Kur'an'da peygamberlerin hayat hikâ­yeleri ve mücadeleleri anlatılırken dolaylı olarak bazı yargılama örneklerine temas edilir.92 İslâm'ın geldiği dönemde Hicaz Arap toplumunda merkezî bir si­yasî otorite mevcut değildi; aile ve kabile birliği, şehir aristokrasisi ve göçebelik toplumsal hayatı belirleyen ana öğelerdi. Kolektif sorumluluk, gelenek ağırlıklı şi­fahî hukuk kültürü, kabile büyükleri, hakem ve kâhinler, çekişmelerin ve hak ih­lâllerinin önlenmesinde belli bir etkiye sa­hip olsa da güce ve sınıf ayırımına dayalı haksızlıkları önlemede yeterli olamıyordu. Tarafların ortak başvurusuyla ve kendi­sinin de kabul etmesiyle belli bir hukukî çekişmeye bakan hakem, örf ve âdetleri göz önüne alarak ve kişisel tecrübesini kullanarak basit ve şifahî bir yargılama yapıyor, hakemin kararına uymak da ta­rafların ahlâkî ve örfî bir borcu olarak gö­rülüyordu.93 Davacının delil ikamesi, bu mümkün olmazsa davalıya yemin tevcihi, kasâme, daha çok kâhin­lerin başvurduğu kura, fal oku çekmek. kuş uçurmak, gaipten haber o dönemin bilinen usulleriydi. Mekke'de hilfü'1-fu-dûl antlaşmasına bağlı olan kabileler mevziî de olsa zayıfların ve mazlumların yardımına koşuyor, haklarının korunma­sında ve alınmasında onlara yardımcı olu­yordu.
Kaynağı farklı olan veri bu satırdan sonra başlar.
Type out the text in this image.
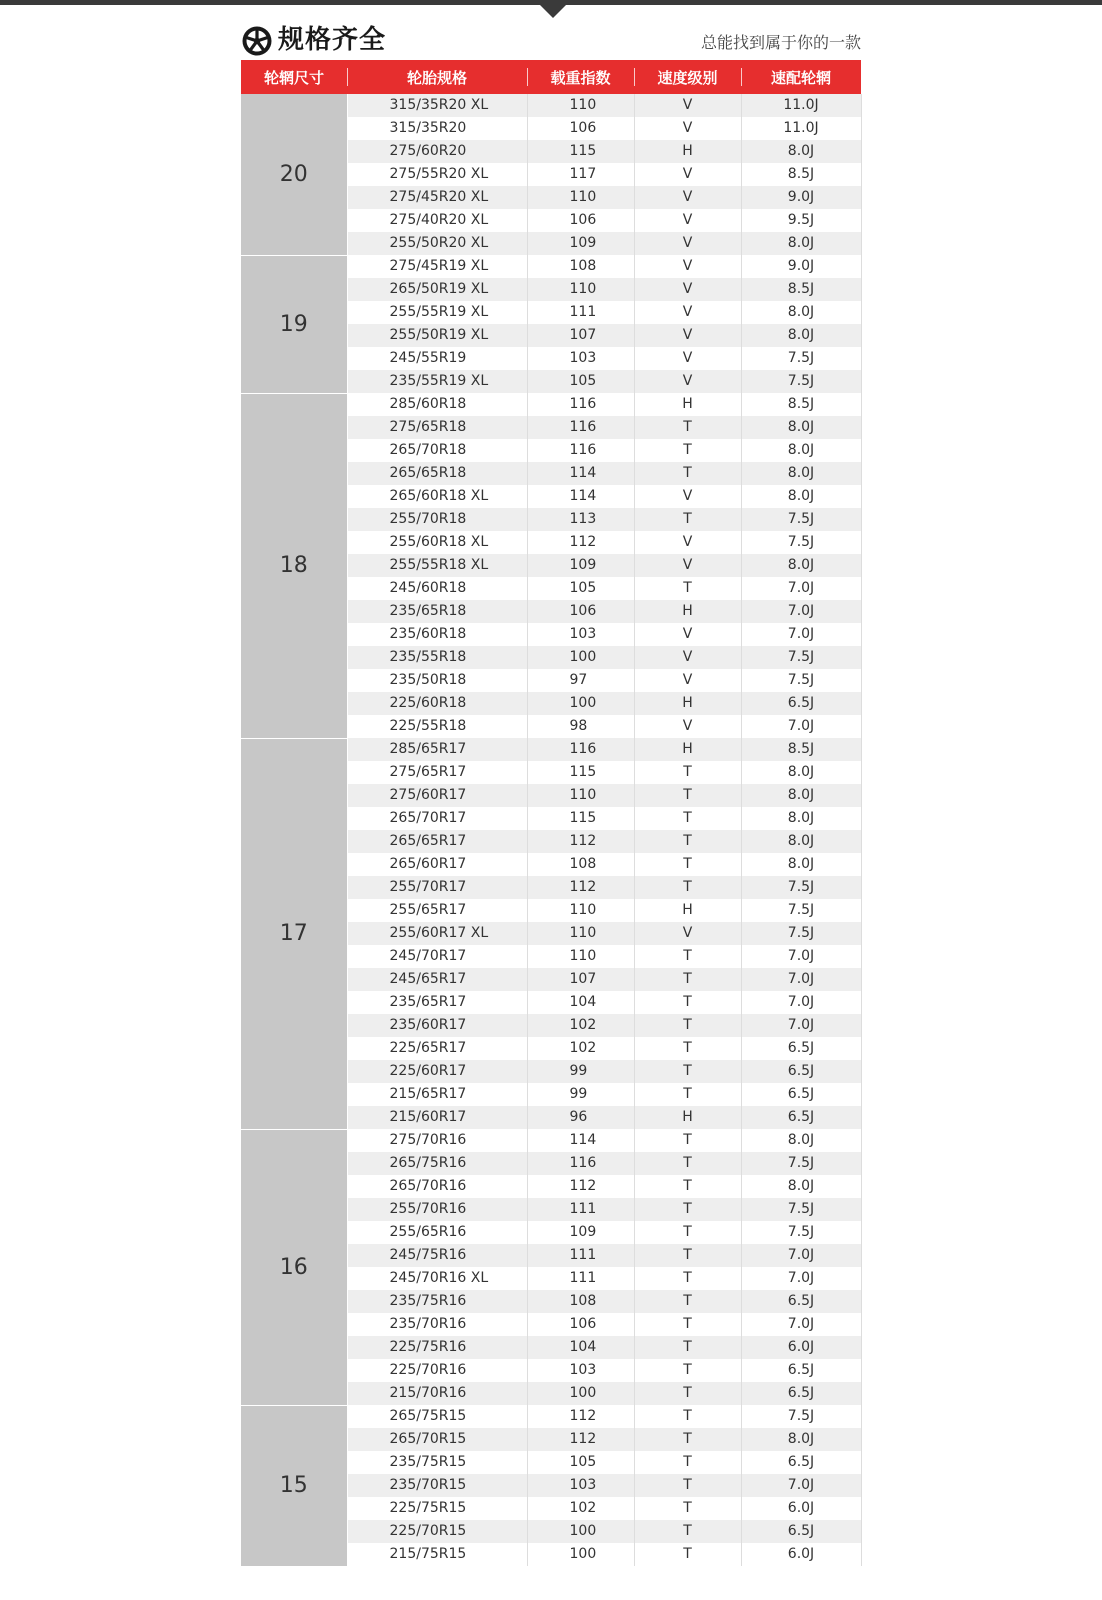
规格齐全	总能找到属于你的一款
轮辋尺寸	轮胎规格	载重指数	速度级别	速配轮辋
20	315/35R20 XL	110	V	11.0J
	315/35R20	106	V	11.0J
	275/60R20	115	H	8.0J
	275/55R20 XL	117	V	8.5J
	275/45R20 XL	110	V	9.0J
	275/40R20 XL	106	V	9.5J
	255/50R20 XL	109	V	8.0J
19	275/45R19 XL	108	V	9.0J
	265/50R19 XL	110	V	8.5J
	255/55R19 XL	111	V	8.0J
	255/50R19 XL	107	V	8.0J
	245/55R19	103	V	7.5J
	235/55R19 XL	105	V	7.5J
18	285/60R18	116	H	8.5J
	275/65R18	116	T	8.0J
	265/70R18	116	T	8.0J
	265/65R18	114	T	8.0J
	265/60R18 XL	114	V	8.0J
	255/70R18	113	T	7.5J
	255/60R18 XL	112	V	7.5J
	255/55R18 XL	109	V	8.0J
	245/60R18	105	T	7.0J
	235/65R18	106	H	7.0J
	235/60R18	103	V	7.0J
	235/55R18	100	V	7.5J
	235/50R18	97	V	7.5J
	225/60R18	100	H	6.5J
	225/55R18	98	V	7.0J
17	285/65R17	116	H	8.5J
	275/65R17	115	T	8.0J
	275/60R17	110	T	8.0J
	265/70R17	115	T	8.0J
	265/65R17	112	T	8.0J
	265/60R17	108	T	8.0J
	255/70R17	112	T	7.5J
	255/65R17	110	H	7.5J
	255/60R17 XL	110	V	7.5J
	245/70R17	110	T	7.0J
	245/65R17	107	T	7.0J
	235/65R17	104	T	7.0J
	235/60R17	102	T	7.0J
	225/65R17	102	T	6.5J
	225/60R17	99	T	6.5J
	215/65R17	99	T	6.5J
	215/60R17	96	H	6.5J
16	275/70R16	114	T	8.0J
	265/75R16	116	T	7.5J
	265/70R16	112	T	8.0J
	255/70R16	111	T	7.5J
	255/65R16	109	T	7.5J
	245/75R16	111	T	7.0J
	245/70R16 XL	111	T	7.0J
	235/75R16	108	T	6.5J
	235/70R16	106	T	7.0J
	225/75R16	104	T	6.0J
	225/70R16	103	T	6.5J
	215/70R16	100	T	6.5J
15	265/75R15	112	T	7.5J
	265/70R15	112	T	8.0J
	235/75R15	105	T	6.5J
	235/70R15	103	T	7.0J
	225/75R15	102	T	6.0J
	225/70R15	100	T	6.5J
	215/75R15	100	T	6.0J
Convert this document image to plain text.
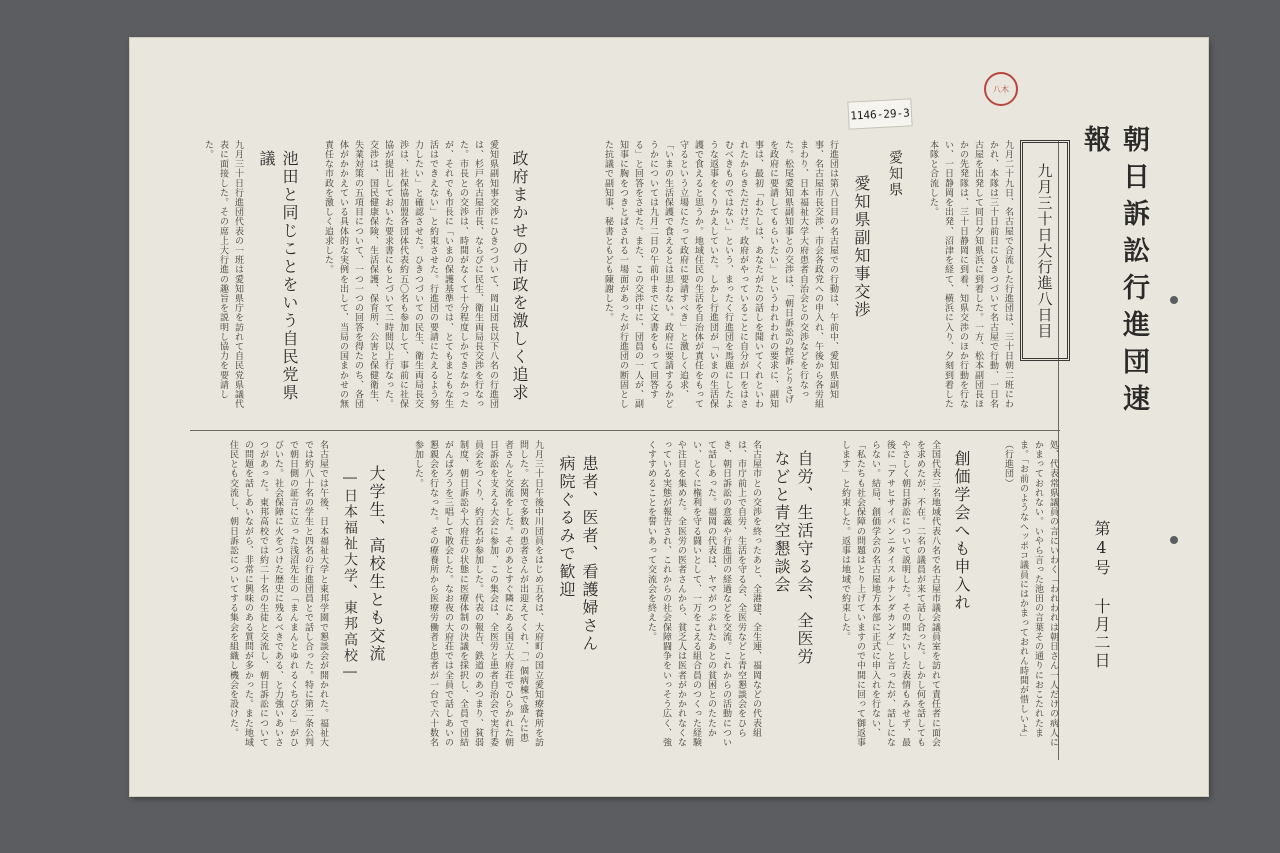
朝日訴訟行進団速報
第4号
十月二日
八木
1146-29-3
九月三十日大行進八日目
九月二十九日、名古屋で合流した行進団は、三十日朝二班にわかれ、本隊は三十日前日にひきつづいて名古屋で行動、一日名古屋を出発して同日夕知県浜に到着した。一方、松本副団長ほかの先発隊は、三十日静岡に到着、知県交渉のほか行動を行ない、一日静岡を出発、沼津を経て、横浜に入り、夕刻到着した本隊と合流した。
愛知県
愛知県副知事交渉
行進団は第八日目の名古屋での行動は、午前中、愛知県副知事、名古屋市長交渉、市会各政党への申入れ、午後から各労組まわり、日本福祉大学大府患者自治会との交渉などを行なった。松尾愛知県副知事との交渉は、「朝日訴訟の控訴とりさげを政府に要請してもらいたい」というわれわれの要求に、副知事は、最初「わたしは、あなたがたの話しを聞いてくれといわれたからきただけだ。政府がやっていることに自分が口をはさむべきものではない」という、まったく行進団を馬鹿にしたような返事をくりかえしていた。しかし行進団が「いまの生活保護で食えると思うか。地域住民の生活を自治体が責任をもって守るという立場にたって政府に要請すべき」と激しく追求、「いまの生活保護で食えるとは思わない。政府に要請するかどうかについては九月二日の午前中までに文書をもって回答する」と回答をさせた。また、この交渉中に、団員の一人が、副知事に胸をつきとばされる一場面があったが行進団の断固とした抗議で副知事、秘書ともども陳謝した。
政府まかせの市政を激しく追求
愛知県副知事交渉にひきつづいて、岡山団長以下八名の行進団は、杉戸名古屋市長、ならびに民生、衛生両局長交渉を行なった。市長との交渉は、時間がなくて十分程度しかできなかったが、それでも市長に「いまの保護基準では、とてもまともな生活はできえない」と約束させた。行進団の要請にたえるよう努力したい」と確認させた。ひきつづいての民生、衛生両局長交渉は、社保協加盟各団体代表約五〇名も参加して、事前に社保協が提出しておいた要求書にもとづいて二時間以上行なった。交渉は、国民健康保険、生活保護、保育所、公害と保健衛生、失業対策の五項目について、一つ一つの回答を得たのち、各団体がかかえている具体的な実例を出して、当局の国まかせの無責任な市政を激しく追求した。
池田と同じことをいう自民党県議
九月三十日行進団代表の一班は愛知県庁を訪れて自民党県議代表に面接した。その席上大行進の趣旨を説明し協力を要請した。
処、代表常県議員の言にいわく「われわれは朝日さん一人だけの病人にかまっておれない。いやら言った池田の言葉その通りにおこたれたまま。「お前のようなヘッポコ議員にはかまっておれん時間が惜しいよ」（行進団）
創価学会へも申入れ
全国代表三名地域代表八名で名古屋市議会議員室を訪れて責任者に面会を求めたが、不在。二名の議員が来て話し合った。しかし何を話してもやさしく朝日訴訟について説明した。その間たいした表情もみせず、最後に「アサヒサイバンニタイスルナンダカンダ」と言ったが、話しにならない。結局、創価学会の名古屋地方本部に正式に申入れを行ない、「私たちも社会保障の問題はとり上げていますので中間に回って御返事します」と約束した。返事は地域で約束した。
自労、生活守る会、全医労などと青空懇談会
名古屋市との交渉を終ったあと、全港建、全生連、福岡などの代表組は、市庁前上で自労、生活を守る会、全医労などと青空懇談会をひらき、朝日訴訟の意義や行進団の経過などを交流。これからの活動について話しあった。福岡の代表は、ヤマがつぶれたあとの貧困とのたたかい、とくに権利を守る闘いとして、一万をこえる組合員のつくった経験や注目を集めた。全医労の医者さんから、貧乏人は医者がかかれなくなっている実態が報告され、これからの社会保障闘争をいっそう広く、強くすすめることを誓いあって交流会を終えた。
患者、医者、看護婦さん病院ぐるみで歓迎
九月三十日午後中川団員をはじめ五名は、大府町の国立愛知療養所を訪問した。玄関で多数の患者さんが出迎えてくれ、「一個病棟で盛んに患者さんと交流をした。そのあとすぐ隣にある国立大府荘でひらかれた朝日訴訟を支える大会に参加、この集会は、全医労と患者自治会で実行委員会をつくり、約百名が参加した。代表の報告、鉄道のあつまり、貧弱制度、朝日訴訟や大府荘の状態に医療体制の決議を採択し、全員で団結がんばろうを三唱して散会した。なお夜の大府荘では全員で話しあいの懇親会を行なった。その療養所から医療労働者と患者が一台で六十数名参加した。
大学生、高校生とも交流
―日本福祉大学、東邦高校―
名古屋では午後、日本福祉大学と東邦学園で懇談会が開かれた。福祉大では約八十名の学生と四名の行進団員とで話し合った。特に第二条公判で朝日側の証言に立った浅沼先生の「まんまんとゆれるくちびる」がひびいた。社会保障に火をつけた歴史に残るべきである、と力強いあいさつがあった。東邦高校では約二十名の生徒と交流し、朝日訴訟についての問題を話しあいながら、非常に興味のある質問が多かった。また地域住民とも交流し、朝日訴訟についてする集会を組織し機会を設けた。
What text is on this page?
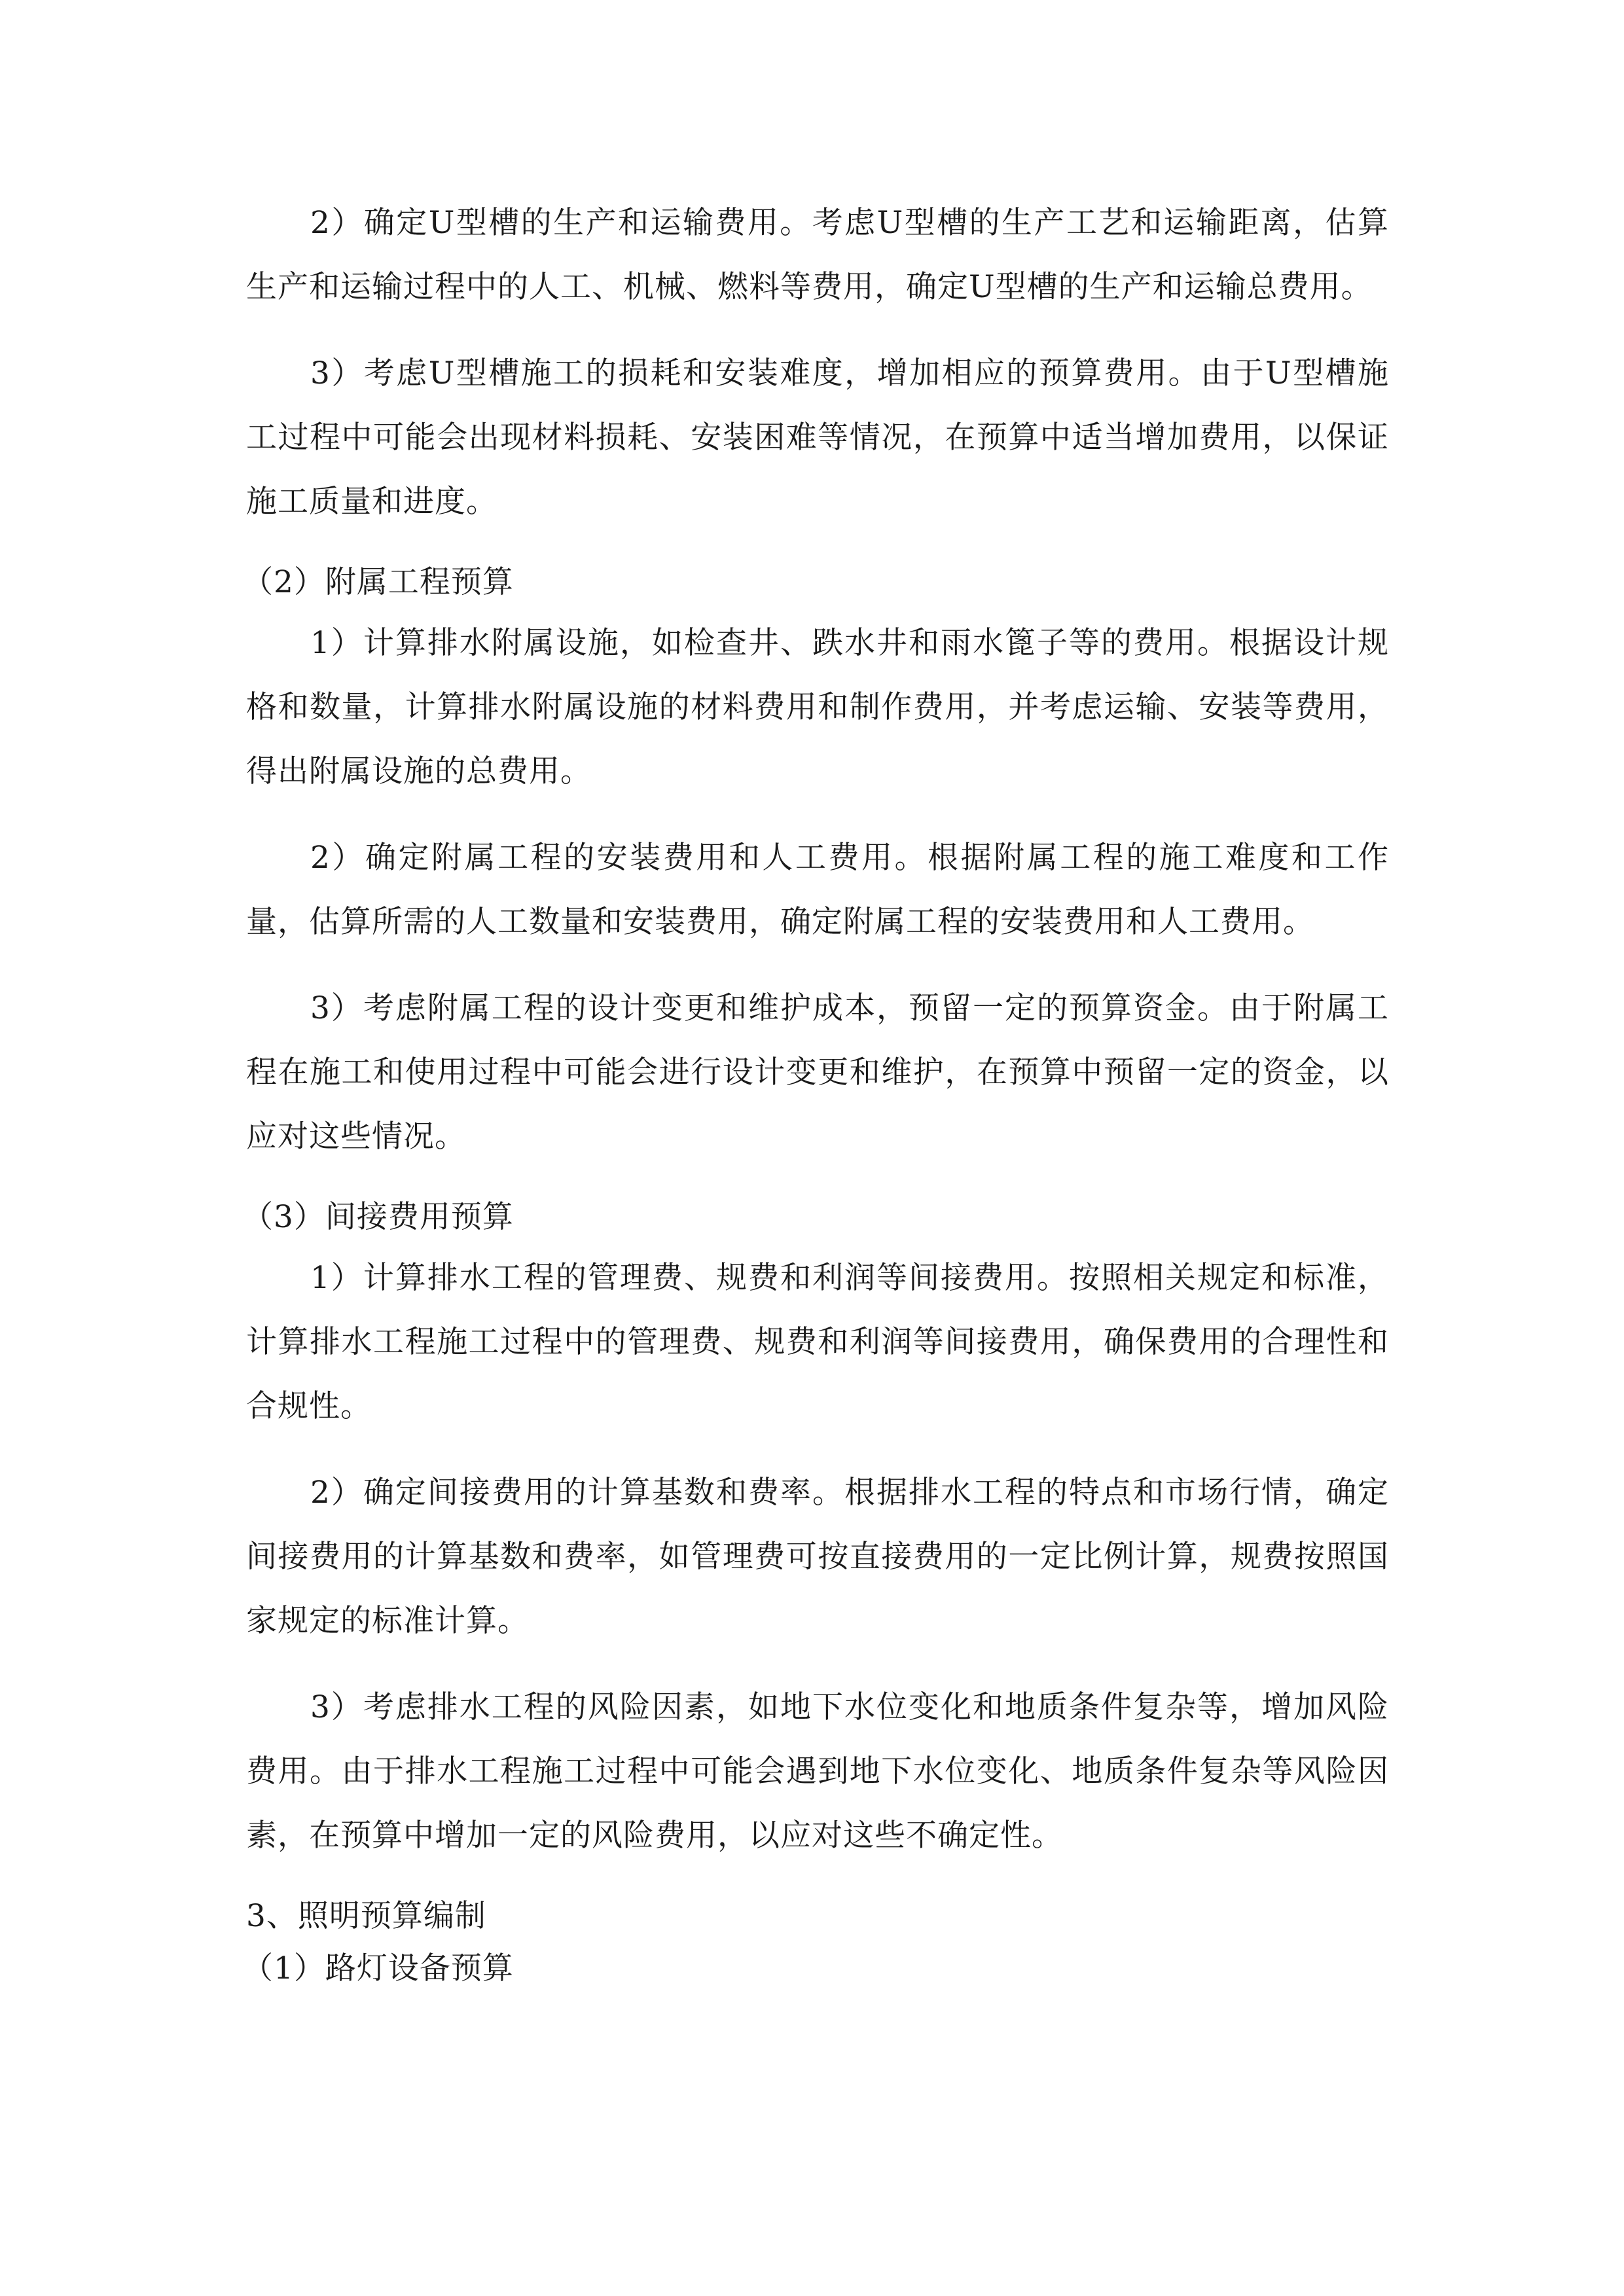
2）确定U型槽的生产和运输费用。考虑U型槽的生产工艺和运输距离，估算生产和运输过程中的人工、机械、燃料等费用，确定U型槽的生产和运输总费用。

3）考虑U型槽施工的损耗和安装难度，增加相应的预算费用。由于U型槽施工过程中可能会出现材料损耗、安装困难等情况，在预算中适当增加费用，以保证施工质量和进度。

（2）附属工程预算

1）计算排水附属设施，如检查井、跌水井和雨水篦子等的费用。根据设计规格和数量，计算排水附属设施的材料费用和制作费用，并考虑运输、安装等费用，得出附属设施的总费用。

2）确定附属工程的安装费用和人工费用。根据附属工程的施工难度和工作量，估算所需的人工数量和安装费用，确定附属工程的安装费用和人工费用。

3）考虑附属工程的设计变更和维护成本，预留一定的预算资金。由于附属工程在施工和使用过程中可能会进行设计变更和维护，在预算中预留一定的资金，以应对这些情况。

（3）间接费用预算

1）计算排水工程的管理费、规费和利润等间接费用。按照相关规定和标准，计算排水工程施工过程中的管理费、规费和利润等间接费用，确保费用的合理性和合规性。

2）确定间接费用的计算基数和费率。根据排水工程的特点和市场行情，确定间接费用的计算基数和费率，如管理费可按直接费用的一定比例计算，规费按照国家规定的标准计算。

3）考虑排水工程的风险因素，如地下水位变化和地质条件复杂等，增加风险费用。由于排水工程施工过程中可能会遇到地下水位变化、地质条件复杂等风险因素，在预算中增加一定的风险费用，以应对这些不确定性。

3、照明预算编制

（1）路灯设备预算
İlk nazil olduğu günlerden itibaren Kur'ân-ı Kerîm adalet kavramına geniş bir içerik yükleyerek insanları hayatın her alanında adaletli olmaya çağırdı; kişinin kendine ve başkalarına karşı haksızlık et­mesinin kötü sonuçlarını haber verdi. Di­nin dünyevî hüküm koymasını da bu ada­letin bir parçası olarak tanıttı. Kur'an'da kaza ve hüküm kelimeleri Allah'a ve pey­gamberlere nisbet edildiğinde dinin ge­nel ahkâmının vaz'ı, tebliği ve bu ahkâ­mın ihtilâfları gidermede temel müracaat mercii olması kastedilir.94 Dünya haya­tında çekişmeler ve farklılıklar yaşansa da âhirette son hükmü yine Allah vere­cektir.95 Hüküm yal­nız Allah'a aittir 96 en iyi ve en güzel hükmü O ve­rir.97 Peygamberler insanlar arasında adaletle hüküm vermekle, mü­minler de verilen bu hükme razı olmakla emrolunmuştu.98 Bu sürecin tamamlayıcısı olarak dünyada yargılama ve karar verme mevkiinde bu­lunan kişilerin dünyevî adaletin gerçek­leşmesinde önemli bir role sahip olduk­ları belirtilip insanlardan da kendi aralarında hükmederken adaletli ve hakkani­yetli davranmaları istenmiştir 99 Ayrıca Kur-'an'ın kendine has üslûbu yargı önünde her ferdin eşit haklara sahip bulunduğu 100 kişisel sorumluluğun esas olduğu 101 cezanın ağırlaştırılmasında niyetin dikkate alın­ması 102 yargılama İşiyle görevlendirilecek kişinin adalet, ilim ve hikmet vasıflarını taşıması gerektiği 103 hak sahibinin suçluyu affetmesinin erdemli bir davranış olduğu 104 tarafsızlık ilkesinin titizlikle korunması 105 gibi ilkelere de atıflar içerir.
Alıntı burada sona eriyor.